Generally speaking, we can immediately write the Jordan form $$J,$$ which in this case is diagonal (as the eigenvalues $${\lambda _1},$$ $${\lambda _2}$$ have multiplicity $$1$$). We will assume that the computation is done to test the Jordan form $$J,$$ and the matrices $$H$$ and $${H^{ - 1}}$$ are needed to define the matrix exponential.

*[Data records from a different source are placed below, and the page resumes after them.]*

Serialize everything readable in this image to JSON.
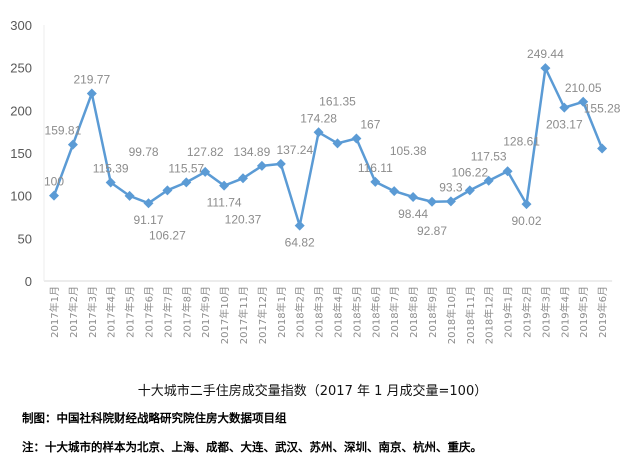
{
  "chart_data": {
    "type": "line",
    "title": "十大城市二手住房成交量指数（2017 年 1 月成交量=100）",
    "xlabel": "",
    "ylabel": "",
    "ylim": [
      0,
      300
    ],
    "yticks": [
      0,
      50,
      100,
      150,
      200,
      250,
      300
    ],
    "grid": false,
    "legend": "none",
    "color": "#5b9bd5",
    "categories": [
      "2017年1月",
      "2017年2月",
      "2017年3月",
      "2017年4月",
      "2017年5月",
      "2017年6月",
      "2017年7月",
      "2017年8月",
      "2017年9月",
      "2017年10月",
      "2017年11月",
      "2017年12月",
      "2018年1月",
      "2018年2月",
      "2018年3月",
      "2018年4月",
      "2018年5月",
      "2018年6月",
      "2018年7月",
      "2018年8月",
      "2018年9月",
      "2018年10月",
      "2018年11月",
      "2018年12月",
      "2019年1月",
      "2019年2月",
      "2019年3月",
      "2019年4月",
      "2019年5月",
      "2019年6月"
    ],
    "values": [
      100,
      159.81,
      219.77,
      115.39,
      99.78,
      91.17,
      106.27,
      115.57,
      127.82,
      111.74,
      120.37,
      134.89,
      137.24,
      64.82,
      174.28,
      161.35,
      167,
      116.11,
      105.38,
      98.44,
      92.87,
      93.3,
      106.22,
      117.53,
      128.61,
      90.02,
      249.44,
      203.17,
      210.05,
      155.28
    ],
    "data_labels": [
      "100",
      "159.81",
      "219.77",
      "115.39",
      "99.78",
      "91.17",
      "106.27",
      "115.57",
      "127.82",
      "111.74",
      "120.37",
      "134.89",
      "137.24",
      "64.82",
      "174.28",
      "161.35",
      "167",
      "116.11",
      "105.38",
      "98.44",
      "92.87",
      "93.3",
      "106.22",
      "117.53",
      "128.61",
      "90.02",
      "249.44",
      "203.17",
      "210.05",
      "155.28"
    ]
  },
  "source": "制图：中国社科院财经战略研究院住房大数据项目组",
  "note": "注：十大城市的样本为北京、上海、成都、大连、武汉、苏州、深圳、南京、杭州、重庆。"
}
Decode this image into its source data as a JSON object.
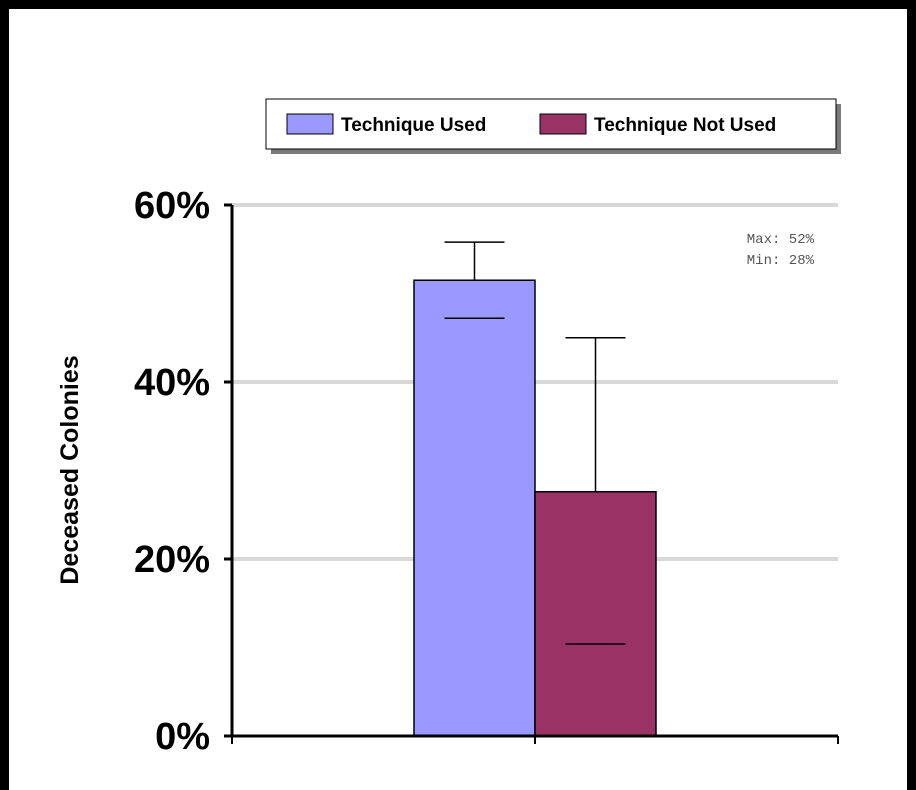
{
  "chart_data": {
    "type": "bar",
    "categories": [
      ""
    ],
    "series": [
      {
        "name": "Technique Used",
        "values": [
          51.5
        ],
        "error_low": [
          47.2
        ],
        "error_high": [
          55.8
        ],
        "color": "#9999ff"
      },
      {
        "name": "Technique Not Used",
        "values": [
          27.6
        ],
        "error_low": [
          10.4
        ],
        "error_high": [
          45.0
        ],
        "color": "#993366"
      }
    ],
    "ylabel": "Deceased Colonies",
    "xlabel": "",
    "ylim": [
      0,
      60
    ],
    "yticks": [
      "0%",
      "20%",
      "40%",
      "60%"
    ],
    "grid": true,
    "legend": "top",
    "annotations": [
      "Max: 52%",
      "Min: 28%"
    ]
  }
}
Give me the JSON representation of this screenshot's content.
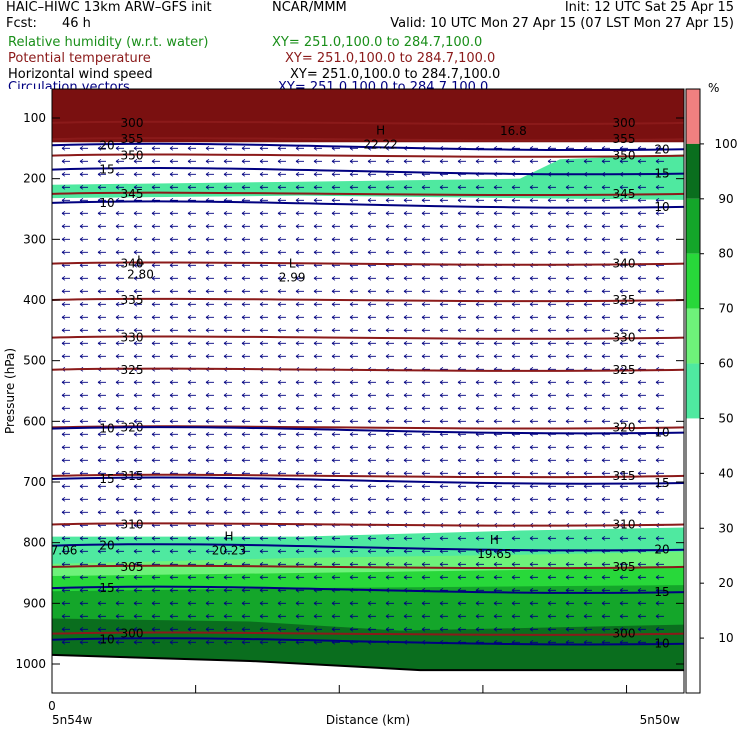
{
  "header": {
    "model": "HAIC–HIWC 13km ARW–GFS init",
    "center": "NCAR/MMM",
    "init": "Init: 12 UTC Sat 25 Apr 15",
    "fcst_label": "Fcst:",
    "fcst_value": "46 h",
    "valid": "Valid: 10 UTC Mon 27 Apr 15 (07 LST Mon 27 Apr 15)",
    "fields": [
      {
        "name": "Relative humidity (w.r.t. water)",
        "xy": "XY= 251.0,100.0 to 284.7,100.0",
        "color": "#1a8f1a"
      },
      {
        "name": "Potential temperature",
        "xy": "XY= 251.0,100.0 to 284.7,100.0",
        "color": "#8b1a1a"
      },
      {
        "name": "Horizontal wind speed",
        "xy": "XY= 251.0,100.0 to 284.7,100.0",
        "color": "#000080"
      },
      {
        "name": "Circulation vectors",
        "xy": "XY= 251.0,100.0 to 284.7,100.0",
        "color": "#000080"
      }
    ]
  },
  "chart_data": {
    "type": "cross-section",
    "ylabel": "Pressure (hPa)",
    "xlabel": "Distance (km)",
    "y_ticks": [
      100,
      200,
      300,
      400,
      500,
      600,
      700,
      800,
      900,
      1000
    ],
    "ylim": [
      1000,
      78
    ],
    "x_tick_label": "0",
    "x_left_label": "5n54w",
    "x_right_label": "5n50w",
    "colorbar": {
      "unit": "%",
      "ticks": [
        10,
        20,
        30,
        40,
        50,
        60,
        70,
        80,
        90,
        100
      ],
      "bands": [
        {
          "from": 100,
          "to": 110,
          "color": "#f08080"
        },
        {
          "from": 90,
          "to": 100,
          "color": "#0a6e1e"
        },
        {
          "from": 80,
          "to": 90,
          "color": "#14a62a"
        },
        {
          "from": 70,
          "to": 80,
          "color": "#28d83a"
        },
        {
          "from": 60,
          "to": 70,
          "color": "#6ef27a"
        },
        {
          "from": 50,
          "to": 60,
          "color": "#4fe9a0"
        },
        {
          "from": 0,
          "to": 50,
          "color": "#ffffff"
        }
      ]
    },
    "theta_contours": [
      {
        "value": 300,
        "p": 108,
        "label": "300"
      },
      {
        "value": 355,
        "p": 135,
        "label": "355"
      },
      {
        "value": 350,
        "p": 162,
        "label": "350"
      },
      {
        "value": 345,
        "p": 225,
        "label": "345"
      },
      {
        "value": 340,
        "p": 340,
        "label": "340"
      },
      {
        "value": 335,
        "p": 400,
        "label": "335"
      },
      {
        "value": 330,
        "p": 462,
        "label": "330"
      },
      {
        "value": 325,
        "p": 515,
        "label": "325"
      },
      {
        "value": 320,
        "p": 610,
        "label": "320"
      },
      {
        "value": 315,
        "p": 690,
        "label": "315"
      },
      {
        "value": 310,
        "p": 770,
        "label": "310"
      },
      {
        "value": 305,
        "p": 840,
        "label": "305"
      },
      {
        "value": 300,
        "p": 950,
        "label": "300"
      }
    ],
    "wind_contours": [
      {
        "value": 20,
        "p": 145,
        "label": "20"
      },
      {
        "value": 15,
        "p": 185,
        "label": "15"
      },
      {
        "value": 10,
        "p": 240,
        "label": "10"
      },
      {
        "value": 10,
        "p": 612,
        "label": "10"
      },
      {
        "value": 15,
        "p": 695,
        "label": "15"
      },
      {
        "value": 20,
        "p": 805,
        "label": "20"
      },
      {
        "value": 15,
        "p": 875,
        "label": "15"
      },
      {
        "value": 10,
        "p": 960,
        "label": "10"
      }
    ],
    "extrema": [
      {
        "type": "H",
        "value": "22.22",
        "x": 0.52,
        "p": 140
      },
      {
        "type": "L",
        "value": "2.80",
        "x": 0.14,
        "p": 355
      },
      {
        "type": "L",
        "value": "2.99",
        "x": 0.38,
        "p": 360
      },
      {
        "type": "H",
        "value": "20.23",
        "x": 0.28,
        "p": 810
      },
      {
        "type": "H",
        "value": "19.65",
        "x": 0.7,
        "p": 815
      },
      {
        "type": "",
        "value": "7.06",
        "x": 0.0,
        "p": 810
      },
      {
        "type": "",
        "value": "16.8",
        "x": 0.73,
        "p": 118
      }
    ]
  }
}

Now we form the matrix $${e^{tJ}}:$$

${e^{tJ}} = \left[ {\begin{array}{*{20}{c}} {{e^{\left( {1 + i} \right)t}}}&0\\ 0&{{e^{\left( {1 - i} \right)t}}} \end{array}} \right] = \left[ {\begin{array}{*{20}{c}} {{e^t}{e^{it}}}&0\\ 0&{{e^t}{e^{ - it}}} \end{array}} \right] = {e^t}\left[ {\begin{array}{*{20}{c}} {{e^{it}}}&0\\ 0&{{e^{ - it}}} \end{array}} \right].$

Compute the matrix exponential $${e^{tA}}:$$

${e^{tA}} = H{e^{tJ}}{H^{ - 1}} = \frac{{{e^t}}}{{2i}}\left[ {\begin{array}{*{20}{c}} { - i}&i\\ 1&1 \end{array}} \right]\left[ {\begin{array}{*{20}{c}} {{e^{it}}}&0\\ 0&{{e^{ - it}}} \end{array}} \right] \left[ {\begin{array}{*{20}{c}} { - 1}&i\\ 1&i \end{array}} \right].$

The exponential functions $${{e^{it}}},$$ $${{e^{-it}}},$$ can be expanded by Euler's formula:

${e^{it}} = \cos t + i\sin t,\;\;{e^{ - it}} = \cos t - i\sin t.$

We get the following result:

${e^{tA}} = \frac{{{e^t}}}{{2i}}\left[ {\begin{array}{*{20}{c}} { - i}&i\\ 1&1 \end{array}} \right] \left[ {\begin{array}{*{20}{c}} {\cos t + i\sin t}&0\\ 0&{\cos t - i\sin t} \end{array}} \right] \left[ {\begin{array}{*{20}{c}} { - 1}&i\\ 1&i \end{array}} \right] = \frac{{{e^t}}}{{2i}} \left[ {\begin{array}{*{20}{c}} { - i\cos t + \sin t}&{i\cos t + \sin t}\\ {\cos t + i\sin t}&{\cos t - i\sin t} \end{array}} \right] \left[ {\begin{array}{*{20}{c}} { - 1}&i\\ 1&i \end{array}} \right] = \frac{{{e^t}}}{{2i}}\left[ {\begin{array}{*{20}{c}} {2i\cos t}&{2i\sin t}\\ { - 2i\sin t}&{2i\cos t} \end{array}} \right] = {e^t}\left[ {\begin{array}{*{20}{c}} {\cos t}&{\sin t}\\ { - \sin t}&{\cos t} \end{array}} \right].$

The general solution of the system of differential equations is given by

$\mathbf{X}\left( t \right) = \left[ {\begin{array}{*{20}{c}} x\\ y \end{array}} \right] = {e^{tA}}\mathbf{C} = {e^t}\left[ {\begin{array}{*{20}{c}} {\cos t}&{\sin t}\\ { - \sin t}&{\cos t} \end{array}} \right]\left[ {\begin{array}{*{20}{c}} {{C_1}}\\ {{C_2}} \end{array}} \right],$

where $$C = {\left( {{C_1},{C_2}} \right)^T}$$ is an arbitrary vector.